CURTAIN UP! Dedication brings an actor ‘back home’ to Broadway

Katharine Powell … From Princeton Day School to the Great White Way

By Adam Grybowski Staff Writer
    After two years at Washington University in St. Louis, Katharine Powell dropped out and moved to New York City to become a professional actor. She had no agent, no professional experience and no idea how to make it happen. While working as a waitress, she met a group of actors, all graduates of prestigious acting schools — Yale, NYU, Juilliard — and realized that, even if she were lucky enough to be cast in a play, she wouldn’t be able to act at their level.
    Twelve years later, Ms. Powell, a Princeton native, is set to make her Broadway debut on Nov. 14 in “The Farnsworth Invention.” The play tells the story of Philo Farnsworth’s legal battle with David Sarnoff over the patent for the invention of television.
    “I was amazed this is something people don’t really know about,” Ms. Powell says, “these two personalities battling each other over something we all use and know.”
    The style, scope and humor of the story attracted her to the script, not to mention its author, Aaron Sorkin, the screenwriter, producer and playwright who created the television show “The West Wing.”
    Mr. Sorkin originally wrote “The Farnsworth Invention” as a screenplay, but rewrote it as a play in 2005. Production began on Feb. 20 at a page-to-stage workshop at La Jolla Playhouse in California. Ms. Powell hoped the play would follow the trajectory of other projects that began at La Jolla and emerged on Broadway, such as “Thoroughly Modern Millie” and “Billy Crystal’s 700 Sundays.”
    Although she says reaching Broadway is more symbolic than anything, the achievement watermarks a career that began at Princeton Day School. As a senior Ms. Powell made the commitment to acting, which she says was her anchor through adolescence. Her drama teacher, who fostered in her a love for Shakespeare, told her he thought she could act professionally if she wanted to.
    “I think he saw my commitment and passion at a young age,” Ms. Powell says. “He was able to identify that thing that makes people actors.”
    After moving to New York, Ms. Powell tried and failed to get into the Juilliard School. She says it was a blessing in disguise because it led to her return to college. In 1999 she graduated from Brown University with a degree in English.
    Even with an Ivy League degree, Ms. Powell says she received her finest education at New York University’s Tisch School of the Arts, where she enrolled after Brown and lived and breathed acting for three years in a class of 18. Although her schedule was rigorous — many days went from 8 a.m. to 11 p.m. — she loved every minute of it, relishing the challenge.
    Acting school, Ms. Powell says, is “about expanding your sense of self and getting in front of people and failing, finding your voice as an actor, and finding a process.”

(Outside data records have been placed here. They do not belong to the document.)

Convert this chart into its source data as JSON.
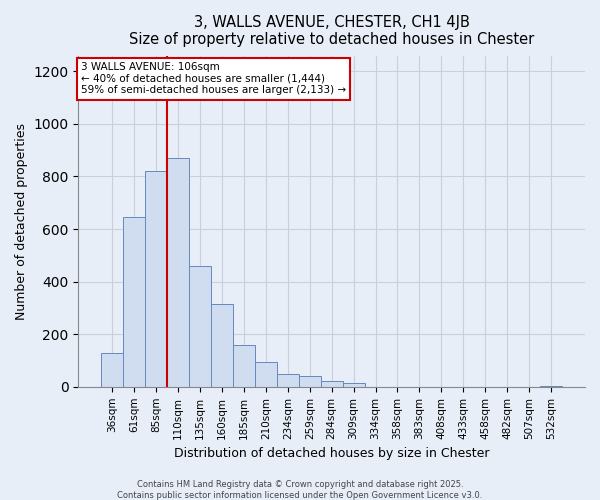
{
  "title": "3, WALLS AVENUE, CHESTER, CH1 4JB",
  "subtitle": "Size of property relative to detached houses in Chester",
  "xlabel": "Distribution of detached houses by size in Chester",
  "ylabel": "Number of detached properties",
  "bar_labels": [
    "36sqm",
    "61sqm",
    "85sqm",
    "110sqm",
    "135sqm",
    "160sqm",
    "185sqm",
    "210sqm",
    "234sqm",
    "259sqm",
    "284sqm",
    "309sqm",
    "334sqm",
    "358sqm",
    "383sqm",
    "408sqm",
    "433sqm",
    "458sqm",
    "482sqm",
    "507sqm",
    "532sqm"
  ],
  "bar_values": [
    130,
    645,
    820,
    870,
    460,
    315,
    158,
    93,
    50,
    40,
    22,
    15,
    0,
    0,
    0,
    0,
    0,
    0,
    0,
    0,
    3
  ],
  "bar_color": "#d0ddf0",
  "bar_edge_color": "#6688bb",
  "vline_color": "#cc0000",
  "ylim": [
    0,
    1260
  ],
  "yticks": [
    0,
    200,
    400,
    600,
    800,
    1000,
    1200
  ],
  "annotation_title": "3 WALLS AVENUE: 106sqm",
  "annotation_line1": "← 40% of detached houses are smaller (1,444)",
  "annotation_line2": "59% of semi-detached houses are larger (2,133) →",
  "annotation_box_color": "#ffffff",
  "annotation_box_edge": "#cc0000",
  "background_color": "#e8eef8",
  "grid_color": "#c8d0e0",
  "footer1": "Contains HM Land Registry data © Crown copyright and database right 2025.",
  "footer2": "Contains public sector information licensed under the Open Government Licence v3.0."
}
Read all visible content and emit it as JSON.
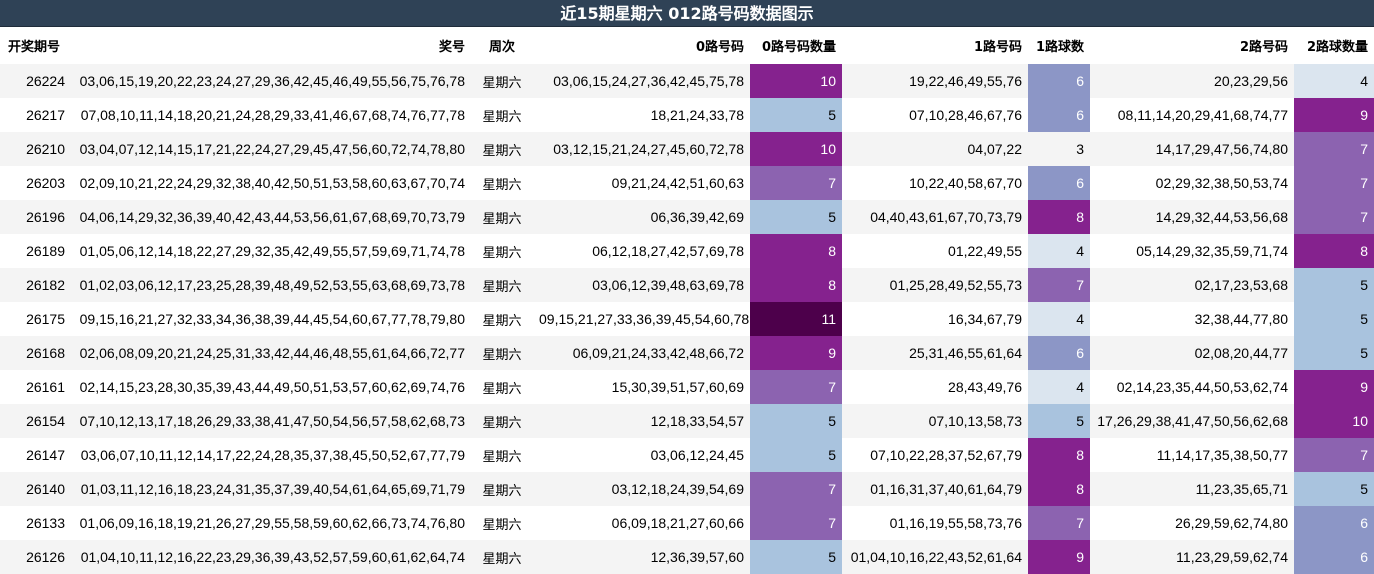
{
  "title": "近15期星期六 012路号码数据图示",
  "headers": [
    "开奖期号",
    "奖号",
    "周次",
    "0路号码",
    "0路号码数量",
    "1路号码",
    "1路球数",
    "2路号码",
    "2路球数量"
  ],
  "palette": {
    "4": {
      "bg": "#dbe5ef",
      "fg": "#000000"
    },
    "5": {
      "bg": "#a9c3de",
      "fg": "#000000"
    },
    "6": {
      "bg": "#8c96c6",
      "fg": "#ffffff"
    },
    "7": {
      "bg": "#8c63b0",
      "fg": "#ffffff"
    },
    "8": {
      "bg": "#85228e",
      "fg": "#ffffff"
    },
    "9": {
      "bg": "#85228e",
      "fg": "#ffffff"
    },
    "10": {
      "bg": "#85228e",
      "fg": "#ffffff"
    },
    "11": {
      "bg": "#4d004b",
      "fg": "#ffffff"
    }
  },
  "rows": [
    {
      "issue": "26224",
      "numbers": "03,06,15,19,20,22,23,24,27,29,36,42,45,46,49,55,56,75,76,78",
      "weekday": "星期六",
      "r0": "03,06,15,24,27,36,42,45,75,78",
      "r0n": "10",
      "r1": "19,22,46,49,55,76",
      "r1n": "6",
      "r2": "20,23,29,56",
      "r2n": "4"
    },
    {
      "issue": "26217",
      "numbers": "07,08,10,11,14,18,20,21,24,28,29,33,41,46,67,68,74,76,77,78",
      "weekday": "星期六",
      "r0": "18,21,24,33,78",
      "r0n": "5",
      "r1": "07,10,28,46,67,76",
      "r1n": "6",
      "r2": "08,11,14,20,29,41,68,74,77",
      "r2n": "9"
    },
    {
      "issue": "26210",
      "numbers": "03,04,07,12,14,15,17,21,22,24,27,29,45,47,56,60,72,74,78,80",
      "weekday": "星期六",
      "r0": "03,12,15,21,24,27,45,60,72,78",
      "r0n": "10",
      "r1": "04,07,22",
      "r1n": "3",
      "r2": "14,17,29,47,56,74,80",
      "r2n": "7"
    },
    {
      "issue": "26203",
      "numbers": "02,09,10,21,22,24,29,32,38,40,42,50,51,53,58,60,63,67,70,74",
      "weekday": "星期六",
      "r0": "09,21,24,42,51,60,63",
      "r0n": "7",
      "r1": "10,22,40,58,67,70",
      "r1n": "6",
      "r2": "02,29,32,38,50,53,74",
      "r2n": "7"
    },
    {
      "issue": "26196",
      "numbers": "04,06,14,29,32,36,39,40,42,43,44,53,56,61,67,68,69,70,73,79",
      "weekday": "星期六",
      "r0": "06,36,39,42,69",
      "r0n": "5",
      "r1": "04,40,43,61,67,70,73,79",
      "r1n": "8",
      "r2": "14,29,32,44,53,56,68",
      "r2n": "7"
    },
    {
      "issue": "26189",
      "numbers": "01,05,06,12,14,18,22,27,29,32,35,42,49,55,57,59,69,71,74,78",
      "weekday": "星期六",
      "r0": "06,12,18,27,42,57,69,78",
      "r0n": "8",
      "r1": "01,22,49,55",
      "r1n": "4",
      "r2": "05,14,29,32,35,59,71,74",
      "r2n": "8"
    },
    {
      "issue": "26182",
      "numbers": "01,02,03,06,12,17,23,25,28,39,48,49,52,53,55,63,68,69,73,78",
      "weekday": "星期六",
      "r0": "03,06,12,39,48,63,69,78",
      "r0n": "8",
      "r1": "01,25,28,49,52,55,73",
      "r1n": "7",
      "r2": "02,17,23,53,68",
      "r2n": "5"
    },
    {
      "issue": "26175",
      "numbers": "09,15,16,21,27,32,33,34,36,38,39,44,45,54,60,67,77,78,79,80",
      "weekday": "星期六",
      "r0": "09,15,21,27,33,36,39,45,54,60,78",
      "r0n": "11",
      "r1": "16,34,67,79",
      "r1n": "4",
      "r2": "32,38,44,77,80",
      "r2n": "5"
    },
    {
      "issue": "26168",
      "numbers": "02,06,08,09,20,21,24,25,31,33,42,44,46,48,55,61,64,66,72,77",
      "weekday": "星期六",
      "r0": "06,09,21,24,33,42,48,66,72",
      "r0n": "9",
      "r1": "25,31,46,55,61,64",
      "r1n": "6",
      "r2": "02,08,20,44,77",
      "r2n": "5"
    },
    {
      "issue": "26161",
      "numbers": "02,14,15,23,28,30,35,39,43,44,49,50,51,53,57,60,62,69,74,76",
      "weekday": "星期六",
      "r0": "15,30,39,51,57,60,69",
      "r0n": "7",
      "r1": "28,43,49,76",
      "r1n": "4",
      "r2": "02,14,23,35,44,50,53,62,74",
      "r2n": "9"
    },
    {
      "issue": "26154",
      "numbers": "07,10,12,13,17,18,26,29,33,38,41,47,50,54,56,57,58,62,68,73",
      "weekday": "星期六",
      "r0": "12,18,33,54,57",
      "r0n": "5",
      "r1": "07,10,13,58,73",
      "r1n": "5",
      "r2": "17,26,29,38,41,47,50,56,62,68",
      "r2n": "10"
    },
    {
      "issue": "26147",
      "numbers": "03,06,07,10,11,12,14,17,22,24,28,35,37,38,45,50,52,67,77,79",
      "weekday": "星期六",
      "r0": "03,06,12,24,45",
      "r0n": "5",
      "r1": "07,10,22,28,37,52,67,79",
      "r1n": "8",
      "r2": "11,14,17,35,38,50,77",
      "r2n": "7"
    },
    {
      "issue": "26140",
      "numbers": "01,03,11,12,16,18,23,24,31,35,37,39,40,54,61,64,65,69,71,79",
      "weekday": "星期六",
      "r0": "03,12,18,24,39,54,69",
      "r0n": "7",
      "r1": "01,16,31,37,40,61,64,79",
      "r1n": "8",
      "r2": "11,23,35,65,71",
      "r2n": "5"
    },
    {
      "issue": "26133",
      "numbers": "01,06,09,16,18,19,21,26,27,29,55,58,59,60,62,66,73,74,76,80",
      "weekday": "星期六",
      "r0": "06,09,18,21,27,60,66",
      "r0n": "7",
      "r1": "01,16,19,55,58,73,76",
      "r1n": "7",
      "r2": "26,29,59,62,74,80",
      "r2n": "6"
    },
    {
      "issue": "26126",
      "numbers": "01,04,10,11,12,16,22,23,29,36,39,43,52,57,59,60,61,62,64,74",
      "weekday": "星期六",
      "r0": "12,36,39,57,60",
      "r0n": "5",
      "r1": "01,04,10,16,22,43,52,61,64",
      "r1n": "9",
      "r2": "11,23,29,59,62,74",
      "r2n": "6"
    }
  ]
}
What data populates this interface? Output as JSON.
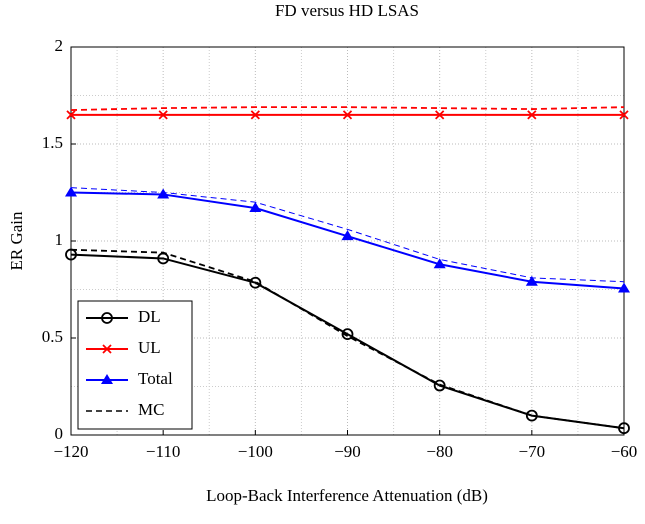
{
  "chart_data": {
    "type": "line",
    "title": "FD versus HD LSAS",
    "xlabel": "Loop-Back Interference Attenuation (dB)",
    "ylabel": "ER Gain",
    "x": [
      -120,
      -110,
      -100,
      -90,
      -80,
      -70,
      -60
    ],
    "xlim": [
      -120,
      -60
    ],
    "xticks": [
      {
        "value": -120,
        "label": "−120"
      },
      {
        "value": -110,
        "label": "−110"
      },
      {
        "value": -100,
        "label": "−100"
      },
      {
        "value": -90,
        "label": "−90"
      },
      {
        "value": -80,
        "label": "−80"
      },
      {
        "value": -70,
        "label": "−70"
      },
      {
        "value": -60,
        "label": "−60"
      }
    ],
    "ylim": [
      0,
      2
    ],
    "yticks": [
      0,
      0.5,
      1,
      1.5,
      2
    ],
    "grid": true,
    "legend": "lower left",
    "mc": {
      "name": "MC",
      "color": "#000000"
    },
    "series": [
      {
        "name": "DL",
        "color": "#000000",
        "marker": "circle",
        "values": [
          0.93,
          0.91,
          0.785,
          0.52,
          0.255,
          0.1,
          0.035
        ],
        "mc_values": [
          0.955,
          0.94,
          0.79,
          0.51,
          0.26,
          0.1,
          0.035
        ]
      },
      {
        "name": "UL",
        "color": "#ff0000",
        "marker": "x",
        "values": [
          1.65,
          1.65,
          1.65,
          1.65,
          1.65,
          1.65,
          1.65
        ],
        "mc_values": [
          1.675,
          1.685,
          1.69,
          1.69,
          1.685,
          1.68,
          1.69
        ]
      },
      {
        "name": "Total",
        "color": "#0000ff",
        "marker": "triangle",
        "values": [
          1.25,
          1.24,
          1.17,
          1.025,
          0.88,
          0.79,
          0.755
        ],
        "mc_values": [
          1.275,
          1.25,
          1.2,
          1.06,
          0.905,
          0.81,
          0.79
        ]
      }
    ]
  }
}
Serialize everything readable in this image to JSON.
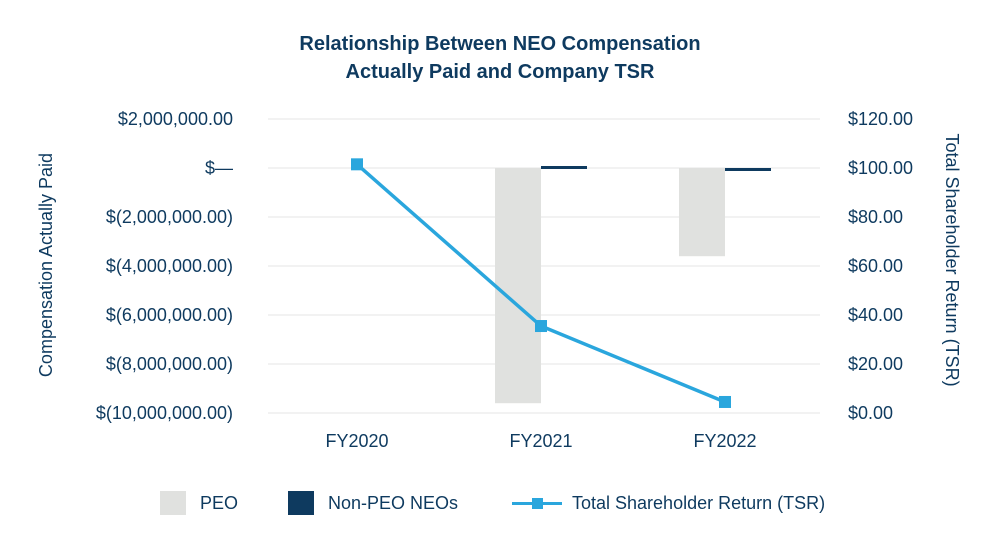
{
  "title_line1": "Relationship Between NEO Compensation",
  "title_line2": "Actually Paid and Company TSR",
  "chart_data": {
    "type": "bar",
    "title": "Relationship Between NEO Compensation Actually Paid and Company TSR",
    "categories": [
      "FY2020",
      "FY2021",
      "FY2022"
    ],
    "ylabel": "Compensation Actually Paid",
    "ylabel2": "Total Shareholder Return (TSR)",
    "ylim": [
      -10000000,
      2000000
    ],
    "ylim2": [
      0,
      120
    ],
    "yticks": [
      2000000,
      0,
      -2000000,
      -4000000,
      -6000000,
      -8000000,
      -10000000
    ],
    "ytick_labels": [
      "$2,000,000.00",
      "$—",
      "$(2,000,000.00)",
      "$(4,000,000.00)",
      "$(6,000,000.00)",
      "$(8,000,000.00)",
      "$(10,000,000.00)"
    ],
    "y2ticks": [
      120,
      100,
      80,
      60,
      40,
      20,
      0
    ],
    "y2tick_labels": [
      "$120.00",
      "$100.00",
      "$80.00",
      "$60.00",
      "$40.00",
      "$20.00",
      "$0.00"
    ],
    "series": [
      {
        "name": "PEO",
        "kind": "bar",
        "axis": "left",
        "color": "#e0e1df",
        "values": [
          0,
          -9600000,
          -3600000
        ]
      },
      {
        "name": "Non-PEO NEOs",
        "kind": "bar",
        "axis": "left",
        "color": "#0e3a5f",
        "values": [
          0,
          120000,
          -60000
        ]
      },
      {
        "name": "Total Shareholder Return (TSR)",
        "kind": "line",
        "axis": "right",
        "color": "#2aa6dd",
        "values": [
          101.5,
          35.5,
          4.5
        ]
      }
    ],
    "grid": true,
    "legend_position": "bottom"
  }
}
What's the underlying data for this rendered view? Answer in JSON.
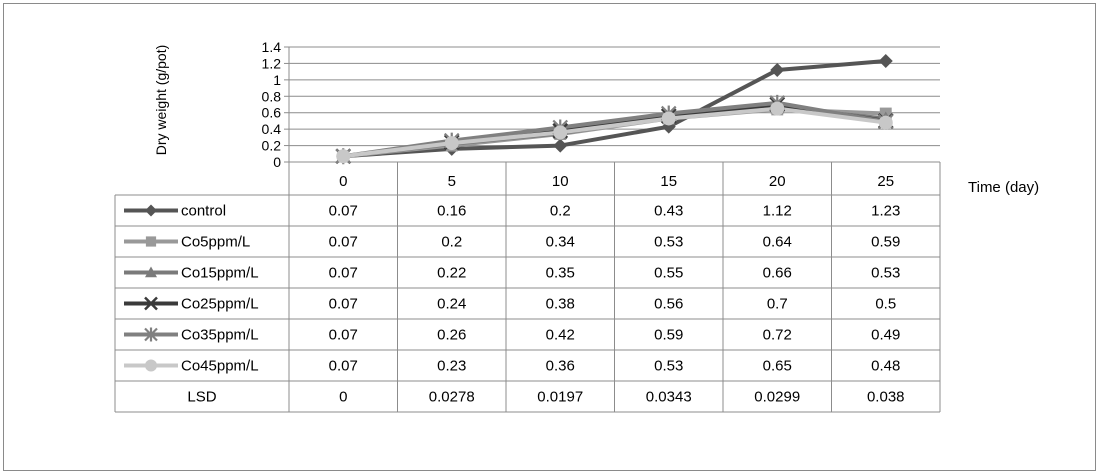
{
  "chart_data": {
    "type": "line",
    "title": "",
    "xlabel": "Time (day)",
    "ylabel": "Dry weight (g/pot)",
    "categories": [
      "0",
      "5",
      "10",
      "15",
      "20",
      "25"
    ],
    "ylim": [
      0,
      1.4
    ],
    "yticks": [
      "0",
      "0.2",
      "0.4",
      "0.6",
      "0.8",
      "1",
      "1.2",
      "1.4"
    ],
    "grid": true,
    "legend_placement": "data table (left column)",
    "series": [
      {
        "name": "control",
        "values": [
          0.07,
          0.16,
          0.2,
          0.43,
          1.12,
          1.23
        ],
        "color": "#555555",
        "marker": "diamond"
      },
      {
        "name": "Co5ppm/L",
        "values": [
          0.07,
          0.2,
          0.34,
          0.53,
          0.64,
          0.59
        ],
        "color": "#999999",
        "marker": "square"
      },
      {
        "name": "Co15ppm/L",
        "values": [
          0.07,
          0.22,
          0.35,
          0.55,
          0.66,
          0.53
        ],
        "color": "#7a7a7a",
        "marker": "triangle"
      },
      {
        "name": "Co25ppm/L",
        "values": [
          0.07,
          0.24,
          0.38,
          0.56,
          0.7,
          0.5
        ],
        "color": "#3a3a3a",
        "marker": "x"
      },
      {
        "name": "Co35ppm/L",
        "values": [
          0.07,
          0.26,
          0.42,
          0.59,
          0.72,
          0.49
        ],
        "color": "#808080",
        "marker": "star"
      },
      {
        "name": "Co45ppm/L",
        "values": [
          0.07,
          0.23,
          0.36,
          0.53,
          0.65,
          0.48
        ],
        "color": "#c8c8c8",
        "marker": "circle"
      }
    ],
    "lsd": {
      "name": "LSD",
      "values": [
        "0",
        "0.0278",
        "0.0197",
        "0.0343",
        "0.0299",
        "0.038"
      ]
    },
    "table_values": [
      [
        "0.07",
        "0.16",
        "0.2",
        "0.43",
        "1.12",
        "1.23"
      ],
      [
        "0.07",
        "0.2",
        "0.34",
        "0.53",
        "0.64",
        "0.59"
      ],
      [
        "0.07",
        "0.22",
        "0.35",
        "0.55",
        "0.66",
        "0.53"
      ],
      [
        "0.07",
        "0.24",
        "0.38",
        "0.56",
        "0.7",
        "0.5"
      ],
      [
        "0.07",
        "0.26",
        "0.42",
        "0.59",
        "0.72",
        "0.49"
      ],
      [
        "0.07",
        "0.23",
        "0.36",
        "0.53",
        "0.65",
        "0.48"
      ]
    ]
  }
}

    She graduated in 2002, feeling versatile and more at ease in her body, believing she was now able to act at a high level. After having nearly every minute accounted for during school, Ms. Powell found the transition to post-graduation life difficult. Actors have a lot of free time, she says, unless they are movie stars or regulars on a series. Even if she had two auditions in one day, which was rare, Ms. Powell was left every day with time to fill.
    She decided to form LA Cat, a nonprofit that connects professional actors with urban youths. The drama program is designed for students to develop leadership skills. When LA Cat was formed, Ms. Powell was living in Los Angeles, appearing in commercials, television shows (“Without a Trace”) and independent films (“The Baxter”). When she moved back to New York, she tried to bring LA Cat to the East Coast. Two programs scheduled for Newark fell through when principals working with Ms. Powell left their schools.
    LA Cat is now on hold, but Ms. Powell’s career isn’t. She’s been working consistently since appearing in the off-Broadway play “The Water’s Edge” in the spring of 2006.
    “The Farnsworth Invention” is currently in previews. Nearly the entire cast from La Jolla’s production is appearing on Broadway, with the notable exception of Hank Azaria taking the lead role of David Sarnoff. Ms. Powell plays Betty, Sarnoff’s secretary and confidante.
    “I’ve been working toward this moment for a lot of years,” Ms. Powell says, “and this particular show is really exciting because I believe in it so much. It feels like it’s bigger than any one of us.”
“The Farnsworth Invention” is playing at the Music Box Theater, 239 W. 45th St. Manhattan. Tickets range from $50 through $95 through www.telecharge.com. On the Web: www.farnsworthonbroadway.com.